Vermutlich fingen die Menschen Armenische Mufflons ein, um sie zu zähmen und als Haus- bzw. Nutztiere einzusetzen. Schon früh hatten Schafe eine kultische Bedeutung, wurden aber vor allem aufgrund ihres Fleisches geschätzt. Auch die Wolle der Schafe wurde als Rohstoff für Kleidung eingesetzt, wobei, wie bereits erwähnt, die Vorfahren der heutigen Hausschafe noch keine mit heute vergleichbare Wolle besaßen. Erst durch gezielte Züchtungen durch den Menschen wurden die Fleisch-, Woll- und Milcheigenschaften verbessert.

Schon um 3000 v. Chr. existierten wahrscheinlich unterschiedliche Schafrassen. In verschiedenen Regionen hatten die Menschen je nach natürlichen Gegebenheiten und Anforderungen den Schwerpunkt mehr auf Wolle, Fleisch oder Milch gelegt. Gut geeignet für eine Haltung als Haustiere waren Schafe sicherlich vor allem aufgrund ihrer pflanzlichen Nahrung, die fast immer vorhanden war und für die menschliche Ernährung keine allzu große Rolle spielte. Zudem zeichnen sich Schafe durch eine im Vergleich beispielsweise zu Rindern geringe Körpergröße und ein angenehmes, ruhiges Wesen aus.

Entwicklung der Schafzucht

Schafe und Menschen haben also eine jahrtausendealte Beziehung. Bald wurden die neuen domestizierten Tiere fast überall auf der Welt gehalten und geschätzt. Früher galten Schafe vor allem als gute Wolllieferanten, die das einzige wirklich geeignete Material für die Kleidungsherstellung bereitstellten. Im Vergleich zu den Wildschafen zeichneten und zeichnen sich nämlich die domestizierten Tiere durch ein dichtes Wollkleid aus, das immer weiterwächst, bis es durch den Menschen geschoren wird.

Noch bis ins 20. Jahrhundert wurden Schafe vor allem wegen ihrer Wolle gehalten. Mittlerweile hat die Bedeutung der Schafe für die Wollherstellung aber abgenommen. Dies ist auf die Entwicklung synthetischer Fasern und Stoffe zurückzuführen, die die Schurwolle langsam verdrängten. Mit künstlichen Fasern ist nämlich eine günstigere Produktion mit teils besseren Eigenschaften möglich.
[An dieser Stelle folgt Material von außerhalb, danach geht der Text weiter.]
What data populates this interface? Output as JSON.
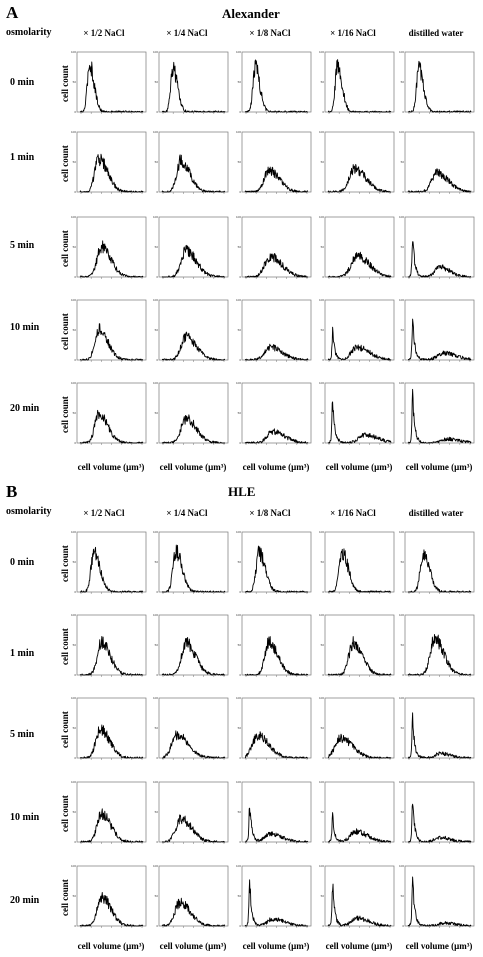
{
  "panel_a": {
    "letter": "A",
    "title": "Alexander",
    "osmolarity_label": "osmolarity",
    "columns": [
      "× 1/2 NaCl",
      "× 1/4 NaCl",
      "× 1/8 NaCl",
      "× 1/16 NaCl",
      "distilled water"
    ],
    "rows": [
      "0 min",
      "1 min",
      "5 min",
      "10 min",
      "20 min"
    ],
    "y_label": "cell count",
    "x_label": "cell volume (μm³)"
  },
  "panel_b": {
    "letter": "B",
    "title": "HLE",
    "osmolarity_label": "osmolarity",
    "columns": [
      "× 1/2 NaCl",
      "× 1/4 NaCl",
      "× 1/8 NaCl",
      "× 1/16 NaCl",
      "distilled water"
    ],
    "rows": [
      "0 min",
      "1 min",
      "5 min",
      "10 min",
      "20 min"
    ],
    "y_label": "cell count",
    "x_label": "cell volume (μm³)"
  },
  "chart_data": [
    {
      "type": "line",
      "panel": "A",
      "title": "Alexander",
      "xlabel": "cell volume (μm³)",
      "ylabel": "cell count",
      "ylim": [
        0,
        100
      ],
      "y_ticks": [
        "0",
        "50",
        "100"
      ],
      "x_scale": "log",
      "series_shape": "histogram",
      "grid": [
        [
          {
            "peak_x": 0.15,
            "peak_y": 82,
            "width": 0.18,
            "tail_y": 0
          },
          {
            "peak_x": 0.17,
            "peak_y": 76,
            "width": 0.18,
            "tail_y": 0
          },
          {
            "peak_x": 0.16,
            "peak_y": 78,
            "width": 0.18,
            "tail_y": 0
          },
          {
            "peak_x": 0.15,
            "peak_y": 80,
            "width": 0.18,
            "tail_y": 0
          },
          {
            "peak_x": 0.17,
            "peak_y": 76,
            "width": 0.18,
            "tail_y": 0
          }
        ],
        [
          {
            "peak_x": 0.3,
            "peak_y": 57,
            "width": 0.34,
            "tail_y": 0
          },
          {
            "peak_x": 0.3,
            "peak_y": 54,
            "width": 0.34,
            "tail_y": 0
          },
          {
            "peak_x": 0.38,
            "peak_y": 37,
            "width": 0.4,
            "tail_y": 0
          },
          {
            "peak_x": 0.42,
            "peak_y": 40,
            "width": 0.44,
            "tail_y": 0
          },
          {
            "peak_x": 0.46,
            "peak_y": 33,
            "width": 0.44,
            "tail_y": 0
          }
        ],
        [
          {
            "peak_x": 0.34,
            "peak_y": 52,
            "width": 0.36,
            "tail_y": 0
          },
          {
            "peak_x": 0.38,
            "peak_y": 45,
            "width": 0.4,
            "tail_y": 0
          },
          {
            "peak_x": 0.4,
            "peak_y": 35,
            "width": 0.46,
            "tail_y": 0
          },
          {
            "peak_x": 0.46,
            "peak_y": 36,
            "width": 0.48,
            "tail_y": 0
          },
          {
            "peak_x": 0.5,
            "peak_y": 17,
            "width": 0.4,
            "tail_y": 78
          }
        ],
        [
          {
            "peak_x": 0.3,
            "peak_y": 53,
            "width": 0.34,
            "tail_y": 0
          },
          {
            "peak_x": 0.38,
            "peak_y": 40,
            "width": 0.4,
            "tail_y": 0
          },
          {
            "peak_x": 0.4,
            "peak_y": 22,
            "width": 0.46,
            "tail_y": 0
          },
          {
            "peak_x": 0.46,
            "peak_y": 22,
            "width": 0.48,
            "tail_y": 52
          },
          {
            "peak_x": 0.56,
            "peak_y": 12,
            "width": 0.5,
            "tail_y": 78
          }
        ],
        [
          {
            "peak_x": 0.3,
            "peak_y": 50,
            "width": 0.34,
            "tail_y": 0
          },
          {
            "peak_x": 0.38,
            "peak_y": 42,
            "width": 0.4,
            "tail_y": 0
          },
          {
            "peak_x": 0.44,
            "peak_y": 20,
            "width": 0.46,
            "tail_y": 0
          },
          {
            "peak_x": 0.58,
            "peak_y": 14,
            "width": 0.5,
            "tail_y": 85
          },
          {
            "peak_x": 0.62,
            "peak_y": 7,
            "width": 0.5,
            "tail_y": 90
          }
        ]
      ]
    },
    {
      "type": "line",
      "panel": "B",
      "title": "HLE",
      "xlabel": "cell volume (μm³)",
      "ylabel": "cell count",
      "ylim": [
        0,
        100
      ],
      "y_ticks": [
        "0",
        "50",
        "100"
      ],
      "x_scale": "log",
      "series_shape": "histogram",
      "grid": [
        [
          {
            "peak_x": 0.22,
            "peak_y": 68,
            "width": 0.24,
            "tail_y": 0
          },
          {
            "peak_x": 0.22,
            "peak_y": 70,
            "width": 0.24,
            "tail_y": 0
          },
          {
            "peak_x": 0.22,
            "peak_y": 68,
            "width": 0.24,
            "tail_y": 0
          },
          {
            "peak_x": 0.22,
            "peak_y": 70,
            "width": 0.24,
            "tail_y": 0
          },
          {
            "peak_x": 0.24,
            "peak_y": 68,
            "width": 0.24,
            "tail_y": 0
          }
        ],
        [
          {
            "peak_x": 0.34,
            "peak_y": 55,
            "width": 0.34,
            "tail_y": 0
          },
          {
            "peak_x": 0.38,
            "peak_y": 55,
            "width": 0.36,
            "tail_y": 0
          },
          {
            "peak_x": 0.38,
            "peak_y": 58,
            "width": 0.34,
            "tail_y": 0
          },
          {
            "peak_x": 0.4,
            "peak_y": 55,
            "width": 0.36,
            "tail_y": 0
          },
          {
            "peak_x": 0.42,
            "peak_y": 62,
            "width": 0.36,
            "tail_y": 0
          }
        ],
        [
          {
            "peak_x": 0.32,
            "peak_y": 50,
            "width": 0.36,
            "tail_y": 0
          },
          {
            "peak_x": 0.24,
            "peak_y": 40,
            "width": 0.44,
            "tail_y": 0
          },
          {
            "peak_x": 0.2,
            "peak_y": 38,
            "width": 0.44,
            "tail_y": 0
          },
          {
            "peak_x": 0.2,
            "peak_y": 34,
            "width": 0.46,
            "tail_y": 0
          },
          {
            "peak_x": 0.5,
            "peak_y": 8,
            "width": 0.4,
            "tail_y": 72
          }
        ],
        [
          {
            "peak_x": 0.34,
            "peak_y": 48,
            "width": 0.36,
            "tail_y": 0
          },
          {
            "peak_x": 0.3,
            "peak_y": 40,
            "width": 0.42,
            "tail_y": 0
          },
          {
            "peak_x": 0.4,
            "peak_y": 14,
            "width": 0.46,
            "tail_y": 72
          },
          {
            "peak_x": 0.44,
            "peak_y": 18,
            "width": 0.46,
            "tail_y": 50
          },
          {
            "peak_x": 0.5,
            "peak_y": 8,
            "width": 0.4,
            "tail_y": 78
          }
        ],
        [
          {
            "peak_x": 0.34,
            "peak_y": 50,
            "width": 0.36,
            "tail_y": 0
          },
          {
            "peak_x": 0.28,
            "peak_y": 40,
            "width": 0.42,
            "tail_y": 0
          },
          {
            "peak_x": 0.44,
            "peak_y": 12,
            "width": 0.46,
            "tail_y": 85
          },
          {
            "peak_x": 0.46,
            "peak_y": 14,
            "width": 0.46,
            "tail_y": 80
          },
          {
            "peak_x": 0.56,
            "peak_y": 5,
            "width": 0.46,
            "tail_y": 88
          }
        ]
      ]
    }
  ]
}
Selbstverständlich gibt es dennoch Betriebe, die Wolle verarbeiten, und Halter*innen, die sich diese Arbeit zum Hobby gemacht haben.

Fleisch, Milch und Landschaftspflege

Für größere Betriebe steht mittlerweile eher die Fleischproduktion im Zentrum. Lämmer werden vor allem zur Mast gehalten und nach der Schlachtung zu Fleisch verarbeitet. Dieser Zweig der Schafthaltung hatte in den letzten Jahrzehnten einen großen Zuwachs zu verzeichnen.

Natürlich spielte im Lauf der Geschichte auch die Milchproduktion eine Rolle. Erzeugnisse wie Frischmilch, Käse oder Frischkäse gelten auch heute vielerorts als Delikatesse. Zwar sind derartige Produkte vor allem in Süd- und Südosteuropa beliebt, aber auch in Mitteleuropa wird Schafmilch zunehmend geschätzt. Doch nicht nur der außergewöhnliche Geschmack, sondern auch die gesunden Inhaltsstoffe sind zu erwähnen: Untersuchungen zufolge weist Milch vom Schaf einen höheren Eiweiß- und Fettgehalt auf als beispielsweise Kuhmilch. Zudem gilt sie als bekömmlicher und enthält zahlreiche Nährstoffe.

Um die Schafhaltung noch wirtschaftlicher zu machen, werden heutzutage oftmals sogenannte Zweinutzungsrassen gehalten. Diese zeigen gleichzeitig gute Fleisch-, Milch- und/oder Wolleigenschaften. An einigen Orten werden Schafe zudem zur Landschaftspflege eingesetzt, um beispielsweise Deiche zu fixieren. Auch in die Stadt haben die faszinierenden Tiere Eingang gefunden: In einigen Städten „mähen“ sie Gras auf Grünflächen und bringen so ein wenig Landidylle in die Großstadt.